Mistry J S, Abraham D J, Hanin I
J Med Chem. 1986 Mar;29(3):376-80. doi: 10.1021/jm00153a012.
A chronic deficiency in central cholinergic function has been implicated in a number of neuropsychiatric diseases including Alzheimer's disease. Until recently, animal models that simulate the neurochemical conditions that appear to cause these diseases in humans, as a result of a direct manipulation of the central cholinergic system, were not available. Over the past few years, however, we have been successful in developing a cholinotoxin, 1-ethyl-1-(2-hydroxyethyl)aziridinium chloride (AF64A), which has the potential to serve as a novel compound in developing animal models of human brain disorders in which a cholinergic hypofunction has been implicated. In this paper are described the design, synthesis, and testing of several structural analogues of AF64A as potential cholinotoxins, by evaluating them for their ability to inhibit high-affinity choline transport and their affinity toward brain muscarinic receptors. One of the compounds, 1-cyclopropyl-1-(2-hydroxyethyl)aziridinium chloride (i.e. aziridine analogue of 13) was found to have a remarkably high affinity (about 40 times higher than AF64A) toward brain muscarinic receptors.
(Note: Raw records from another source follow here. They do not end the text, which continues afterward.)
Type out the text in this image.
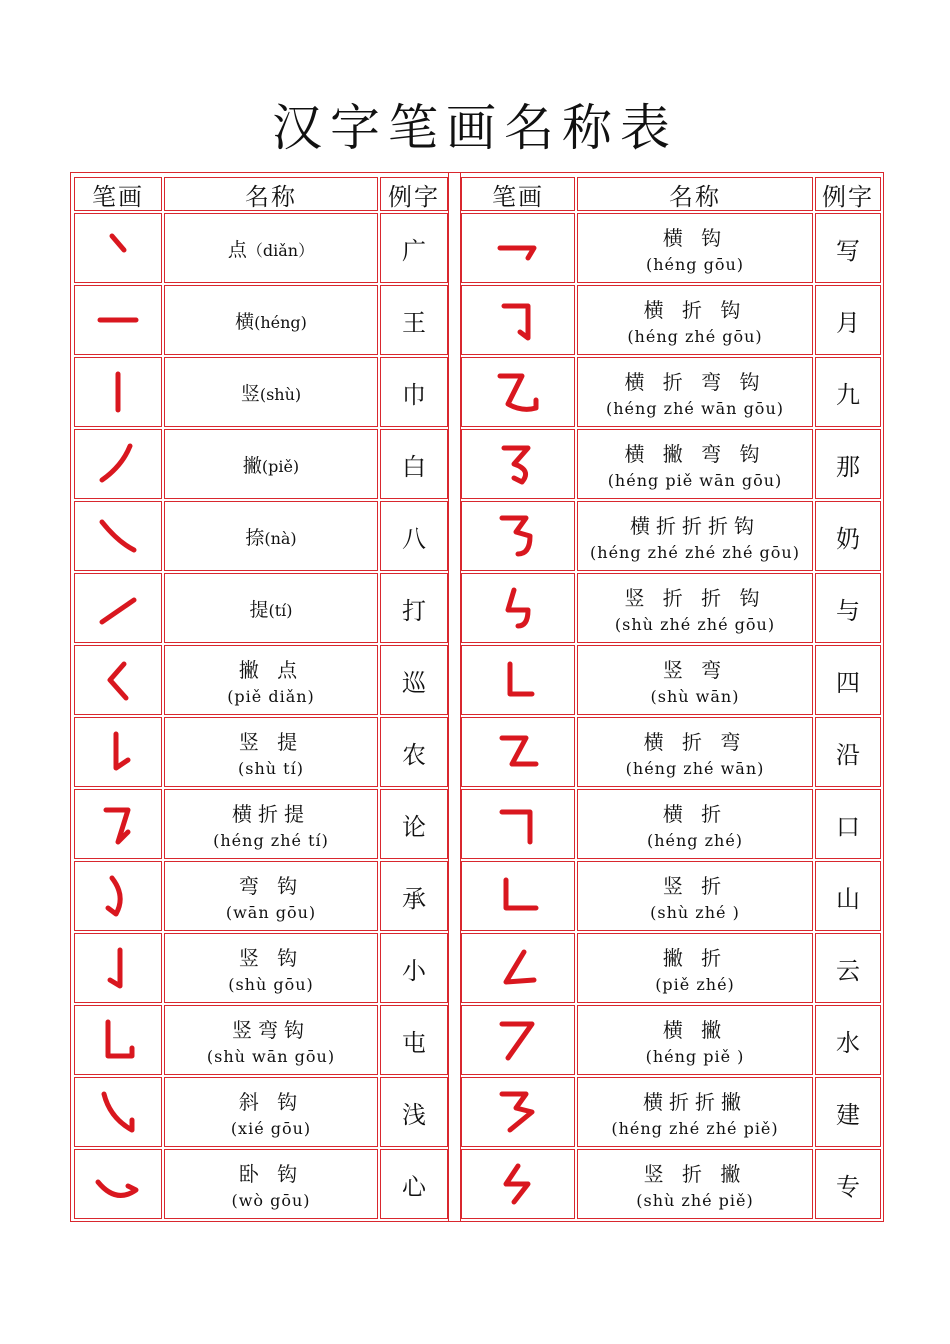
汉字笔画名称表
笔画	名称	例字
点（diǎn）	广
横(héng)	王
竖(shù)	巾
撇(piě)	白
捺(nà)	八
提(tí)	打
撇 点
(piě diǎn)	巡
竖 提
(shù tí)	农
横折提
(héng zhé tí)	论
弯 钩
(wān gōu)	承
竖 钩
(shù gōu)	小
竖弯钩
(shù wān gōu)	屯
斜 钩
(xié gōu)	浅
卧 钩
(wò gōu)	心
笔画	名称	例字
横 钩
(héng gōu)	写
横 折 钩
(héng zhé gōu)	月
横 折 弯 钩
(héng zhé wān gōu)	九
横 撇 弯 钩
(héng piě wān gōu)	那
横折折折钩
(héng zhé zhé zhé gōu)	奶
竖 折 折 钩
(shù zhé zhé gōu)	与
竖 弯
(shù wān)	四
横 折 弯
(héng zhé wān)	沿
横 折
(héng zhé)	口
竖 折
(shù zhé )	山
撇 折
(piě zhé)	云
横 撇
(héng piě )	水
横折折撇
(héng zhé zhé piě)	建
竖 折 撇
(shù zhé piě)	专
中枢胆碱能功能的慢性缺陷与包括阿尔茨海默病在内的多种神经精神疾病有关。直到最近,由于直接操纵中枢胆碱能系统而模拟人类中似乎导致这些疾病的神经化学状况的动物模型还不存在。然而,在过去几年中,我们成功开发了一种胆碱毒素,即1-乙基-1-(2-羟乙基)氯化氮丙啶(AF64A),它有潜力作为一种新型化合物用于开发涉及胆碱能功能减退的人类脑部疾病的动物模型。本文描述了AF64A的几种结构类似物作为潜在胆碱毒素的设计、合成和测试,通过评估它们抑制高亲和力胆碱转运的能力以及它们对脑毒蕈碱受体的亲和力。其中一种化合物,即1-环丙基-1-(2-羟乙基)氯化氮丙啶(即13的氮丙啶类似物),被发现对脑毒蕈碱受体具有非常高的亲和力(比AF64A高约40倍)。